Study: 160 million women without access to contraceptives

According to a study, more than 160 million women and young people still have an unmet need for contraceptives, despite significant global progress.

Study: 160 million women without access to contraceptives

According to a study, more than 160 million women and young people still have an unmet need for contraceptives, despite significant global progress. An international team of researchers, which published its worldwide estimate based on over 1000 surveys in the specialist journal "The Lancet", found large regional differences. It has been estimated that a total of 1.2 billion women in the world need contraception. 162.9 million of them could not cover their needs in 2019.
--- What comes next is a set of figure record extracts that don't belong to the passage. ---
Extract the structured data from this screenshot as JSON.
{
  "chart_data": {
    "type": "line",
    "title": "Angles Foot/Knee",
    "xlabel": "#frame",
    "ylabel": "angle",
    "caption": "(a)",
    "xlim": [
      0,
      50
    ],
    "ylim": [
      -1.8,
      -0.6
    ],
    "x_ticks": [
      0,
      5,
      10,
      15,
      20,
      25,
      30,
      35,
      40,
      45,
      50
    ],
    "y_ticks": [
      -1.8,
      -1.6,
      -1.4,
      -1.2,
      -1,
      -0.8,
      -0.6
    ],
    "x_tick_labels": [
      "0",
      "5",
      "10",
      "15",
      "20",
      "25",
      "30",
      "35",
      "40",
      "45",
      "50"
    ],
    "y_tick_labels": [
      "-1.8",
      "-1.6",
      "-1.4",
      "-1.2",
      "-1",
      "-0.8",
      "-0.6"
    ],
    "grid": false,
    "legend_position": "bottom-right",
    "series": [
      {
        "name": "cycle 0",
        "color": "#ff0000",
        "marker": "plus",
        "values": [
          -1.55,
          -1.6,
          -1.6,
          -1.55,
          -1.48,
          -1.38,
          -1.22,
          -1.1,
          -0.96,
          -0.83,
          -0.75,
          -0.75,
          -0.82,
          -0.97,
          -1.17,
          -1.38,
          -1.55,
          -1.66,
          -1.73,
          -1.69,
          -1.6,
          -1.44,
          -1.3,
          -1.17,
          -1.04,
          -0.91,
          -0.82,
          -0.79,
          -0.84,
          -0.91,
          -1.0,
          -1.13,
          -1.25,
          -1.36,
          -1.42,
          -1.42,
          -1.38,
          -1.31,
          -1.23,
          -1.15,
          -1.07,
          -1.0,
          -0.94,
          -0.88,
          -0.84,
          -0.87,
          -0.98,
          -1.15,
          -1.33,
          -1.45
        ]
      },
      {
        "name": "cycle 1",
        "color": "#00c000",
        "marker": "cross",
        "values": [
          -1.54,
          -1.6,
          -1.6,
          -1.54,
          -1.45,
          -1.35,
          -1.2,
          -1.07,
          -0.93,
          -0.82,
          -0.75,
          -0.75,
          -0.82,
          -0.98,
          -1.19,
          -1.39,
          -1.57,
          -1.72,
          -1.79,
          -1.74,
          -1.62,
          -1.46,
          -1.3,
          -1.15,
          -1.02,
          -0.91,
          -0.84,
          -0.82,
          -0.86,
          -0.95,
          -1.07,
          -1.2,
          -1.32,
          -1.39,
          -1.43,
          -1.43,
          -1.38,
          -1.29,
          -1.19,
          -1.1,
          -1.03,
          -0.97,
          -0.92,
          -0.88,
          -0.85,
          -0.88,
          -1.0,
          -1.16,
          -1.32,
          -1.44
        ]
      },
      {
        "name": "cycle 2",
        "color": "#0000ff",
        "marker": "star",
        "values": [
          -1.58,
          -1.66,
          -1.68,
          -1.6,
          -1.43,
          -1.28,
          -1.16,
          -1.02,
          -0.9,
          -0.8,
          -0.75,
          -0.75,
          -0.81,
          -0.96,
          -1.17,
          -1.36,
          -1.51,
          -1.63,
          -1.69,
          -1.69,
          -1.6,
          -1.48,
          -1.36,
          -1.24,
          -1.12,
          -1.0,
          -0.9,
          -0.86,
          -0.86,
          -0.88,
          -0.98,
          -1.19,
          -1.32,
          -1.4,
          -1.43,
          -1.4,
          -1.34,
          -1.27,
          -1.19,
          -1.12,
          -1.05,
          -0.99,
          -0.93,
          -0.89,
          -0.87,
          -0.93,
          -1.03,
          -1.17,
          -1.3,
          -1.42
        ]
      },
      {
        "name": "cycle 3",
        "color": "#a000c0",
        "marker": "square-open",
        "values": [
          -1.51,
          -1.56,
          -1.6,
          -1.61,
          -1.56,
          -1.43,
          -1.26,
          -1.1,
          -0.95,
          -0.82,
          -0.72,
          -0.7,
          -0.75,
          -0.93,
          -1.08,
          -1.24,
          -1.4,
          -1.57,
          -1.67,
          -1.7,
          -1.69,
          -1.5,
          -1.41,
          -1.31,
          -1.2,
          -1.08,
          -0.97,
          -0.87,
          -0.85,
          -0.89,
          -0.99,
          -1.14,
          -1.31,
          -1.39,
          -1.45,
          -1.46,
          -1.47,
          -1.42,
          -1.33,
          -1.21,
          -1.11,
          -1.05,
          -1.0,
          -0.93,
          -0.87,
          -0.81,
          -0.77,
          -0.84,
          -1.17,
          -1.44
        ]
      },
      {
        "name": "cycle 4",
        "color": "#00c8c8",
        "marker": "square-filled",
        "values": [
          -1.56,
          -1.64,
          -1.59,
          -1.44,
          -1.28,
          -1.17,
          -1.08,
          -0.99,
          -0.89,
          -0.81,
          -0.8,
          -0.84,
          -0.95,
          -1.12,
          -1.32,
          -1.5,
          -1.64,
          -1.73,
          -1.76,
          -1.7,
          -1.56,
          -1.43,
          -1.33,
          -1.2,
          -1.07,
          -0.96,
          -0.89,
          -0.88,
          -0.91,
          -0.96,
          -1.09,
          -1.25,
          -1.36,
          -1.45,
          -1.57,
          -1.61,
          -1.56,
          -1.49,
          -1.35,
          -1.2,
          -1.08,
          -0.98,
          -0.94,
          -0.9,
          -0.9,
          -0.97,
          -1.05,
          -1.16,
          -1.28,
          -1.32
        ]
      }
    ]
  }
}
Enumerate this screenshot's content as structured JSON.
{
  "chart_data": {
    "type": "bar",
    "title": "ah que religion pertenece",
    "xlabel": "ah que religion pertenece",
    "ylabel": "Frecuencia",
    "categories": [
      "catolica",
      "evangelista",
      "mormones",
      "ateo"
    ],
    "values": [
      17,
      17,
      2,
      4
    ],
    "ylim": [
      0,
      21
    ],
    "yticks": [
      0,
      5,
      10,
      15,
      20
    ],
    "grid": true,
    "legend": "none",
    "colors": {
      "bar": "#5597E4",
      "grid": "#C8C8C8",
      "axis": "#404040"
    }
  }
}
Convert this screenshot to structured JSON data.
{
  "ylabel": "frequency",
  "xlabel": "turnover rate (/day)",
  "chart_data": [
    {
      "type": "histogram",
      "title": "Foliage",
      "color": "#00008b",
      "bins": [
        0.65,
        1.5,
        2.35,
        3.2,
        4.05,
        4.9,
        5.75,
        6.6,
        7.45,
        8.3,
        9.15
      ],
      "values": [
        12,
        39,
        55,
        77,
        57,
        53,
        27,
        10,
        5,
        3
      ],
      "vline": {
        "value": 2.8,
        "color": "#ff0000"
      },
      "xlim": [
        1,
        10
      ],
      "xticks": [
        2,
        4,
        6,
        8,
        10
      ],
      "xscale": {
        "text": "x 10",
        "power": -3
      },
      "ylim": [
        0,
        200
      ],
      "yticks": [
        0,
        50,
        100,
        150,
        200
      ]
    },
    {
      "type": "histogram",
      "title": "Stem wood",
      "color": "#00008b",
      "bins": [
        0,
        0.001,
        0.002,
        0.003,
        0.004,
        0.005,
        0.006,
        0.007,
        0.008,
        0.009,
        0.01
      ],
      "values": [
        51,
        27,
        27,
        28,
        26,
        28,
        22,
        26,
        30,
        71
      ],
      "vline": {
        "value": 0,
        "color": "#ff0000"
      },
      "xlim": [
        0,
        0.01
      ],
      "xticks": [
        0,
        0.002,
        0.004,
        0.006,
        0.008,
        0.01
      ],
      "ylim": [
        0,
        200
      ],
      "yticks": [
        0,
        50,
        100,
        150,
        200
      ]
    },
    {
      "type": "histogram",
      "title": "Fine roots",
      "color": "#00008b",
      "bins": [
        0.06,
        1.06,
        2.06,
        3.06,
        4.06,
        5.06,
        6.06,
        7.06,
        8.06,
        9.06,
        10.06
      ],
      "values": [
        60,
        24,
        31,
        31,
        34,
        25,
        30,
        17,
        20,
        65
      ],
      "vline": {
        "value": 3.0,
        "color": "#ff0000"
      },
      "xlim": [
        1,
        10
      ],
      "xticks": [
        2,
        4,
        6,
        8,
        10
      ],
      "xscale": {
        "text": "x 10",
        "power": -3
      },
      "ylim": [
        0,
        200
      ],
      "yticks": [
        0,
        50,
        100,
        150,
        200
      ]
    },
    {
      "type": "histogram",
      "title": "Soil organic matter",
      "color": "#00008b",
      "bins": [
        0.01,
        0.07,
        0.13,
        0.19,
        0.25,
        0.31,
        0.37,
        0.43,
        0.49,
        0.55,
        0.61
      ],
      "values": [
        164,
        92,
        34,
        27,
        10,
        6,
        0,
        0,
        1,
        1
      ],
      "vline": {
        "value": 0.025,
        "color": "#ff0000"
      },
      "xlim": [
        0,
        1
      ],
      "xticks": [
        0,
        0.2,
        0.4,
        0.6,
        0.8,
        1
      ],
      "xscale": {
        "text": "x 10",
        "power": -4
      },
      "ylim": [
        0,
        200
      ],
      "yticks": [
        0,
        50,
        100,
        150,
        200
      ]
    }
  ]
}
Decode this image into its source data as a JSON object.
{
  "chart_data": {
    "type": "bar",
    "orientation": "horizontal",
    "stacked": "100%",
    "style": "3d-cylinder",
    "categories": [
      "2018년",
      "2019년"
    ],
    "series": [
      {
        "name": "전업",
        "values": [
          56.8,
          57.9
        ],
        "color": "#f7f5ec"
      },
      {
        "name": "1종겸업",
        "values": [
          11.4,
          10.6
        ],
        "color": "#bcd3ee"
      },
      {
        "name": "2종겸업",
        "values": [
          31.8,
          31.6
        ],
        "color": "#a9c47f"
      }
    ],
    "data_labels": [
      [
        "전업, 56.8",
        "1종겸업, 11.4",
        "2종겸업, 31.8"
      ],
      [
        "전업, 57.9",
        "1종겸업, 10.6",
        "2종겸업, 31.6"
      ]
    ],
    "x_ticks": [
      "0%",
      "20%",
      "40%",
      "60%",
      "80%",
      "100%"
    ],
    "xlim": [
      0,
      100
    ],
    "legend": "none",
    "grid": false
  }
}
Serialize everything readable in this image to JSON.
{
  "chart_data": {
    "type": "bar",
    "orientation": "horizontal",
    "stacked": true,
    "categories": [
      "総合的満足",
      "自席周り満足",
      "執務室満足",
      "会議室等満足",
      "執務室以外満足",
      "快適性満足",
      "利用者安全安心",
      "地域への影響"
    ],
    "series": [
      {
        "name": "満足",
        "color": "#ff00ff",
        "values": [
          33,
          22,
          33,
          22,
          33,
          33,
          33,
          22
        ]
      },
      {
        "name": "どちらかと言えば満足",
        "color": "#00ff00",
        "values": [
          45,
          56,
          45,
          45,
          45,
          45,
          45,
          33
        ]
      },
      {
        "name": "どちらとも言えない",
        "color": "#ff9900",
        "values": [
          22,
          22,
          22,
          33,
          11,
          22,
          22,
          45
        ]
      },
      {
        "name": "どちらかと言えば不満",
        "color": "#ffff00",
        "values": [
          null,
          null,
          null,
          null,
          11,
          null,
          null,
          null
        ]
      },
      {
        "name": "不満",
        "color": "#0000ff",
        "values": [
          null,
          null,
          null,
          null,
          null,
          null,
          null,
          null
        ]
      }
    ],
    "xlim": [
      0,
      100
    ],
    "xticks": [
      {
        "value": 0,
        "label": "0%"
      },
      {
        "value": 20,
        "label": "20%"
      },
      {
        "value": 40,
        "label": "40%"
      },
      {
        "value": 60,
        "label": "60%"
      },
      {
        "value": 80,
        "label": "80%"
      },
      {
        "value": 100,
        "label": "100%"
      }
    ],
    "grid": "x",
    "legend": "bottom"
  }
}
However, the use of modern contraceptives for women and young people aged 15 to 49 has increased significantly since 1970: from 28 to 48 percent in 2019. The researchers include the pill, the spiral, condoms and voluntary sterilization.

The researchers observed the lowest availability of modern contraceptives in sub-Saharan Africa, where use was lowest at 24 percent and demand met at just 52 percent. In contrast, in Asia, Southeast Asia and Oceania, two-thirds of women used them. South Sudan brings up the rear in the use of modern contraceptives with two percent - compared to Norway with 88 percent. According to a 2019 study, around 63 percent of women aged 15 to 49 in Germany used modern contraceptives.

"Although we have seen tremendous advances in the availability of contraceptives on a global scale since the 1970s, there is still a long way to go to ensure that every woman and adolescent girl can benefit from the economic and social empowerment that contraceptives offer can," said first author Annie Haakenstad of the University of Washington. According to the study, it is mainly adolescents and younger women who have been affected by the sometimes inadequate access to contraceptives. The dominant contraceptive methods in high-income countries in 2019 were the contraceptive pill and condoms. Spirals are also commonly used in Central Europe, Eastern Europe and Central Asia. Female sterilization accounted for more than half of all contraceptive use in South Asia.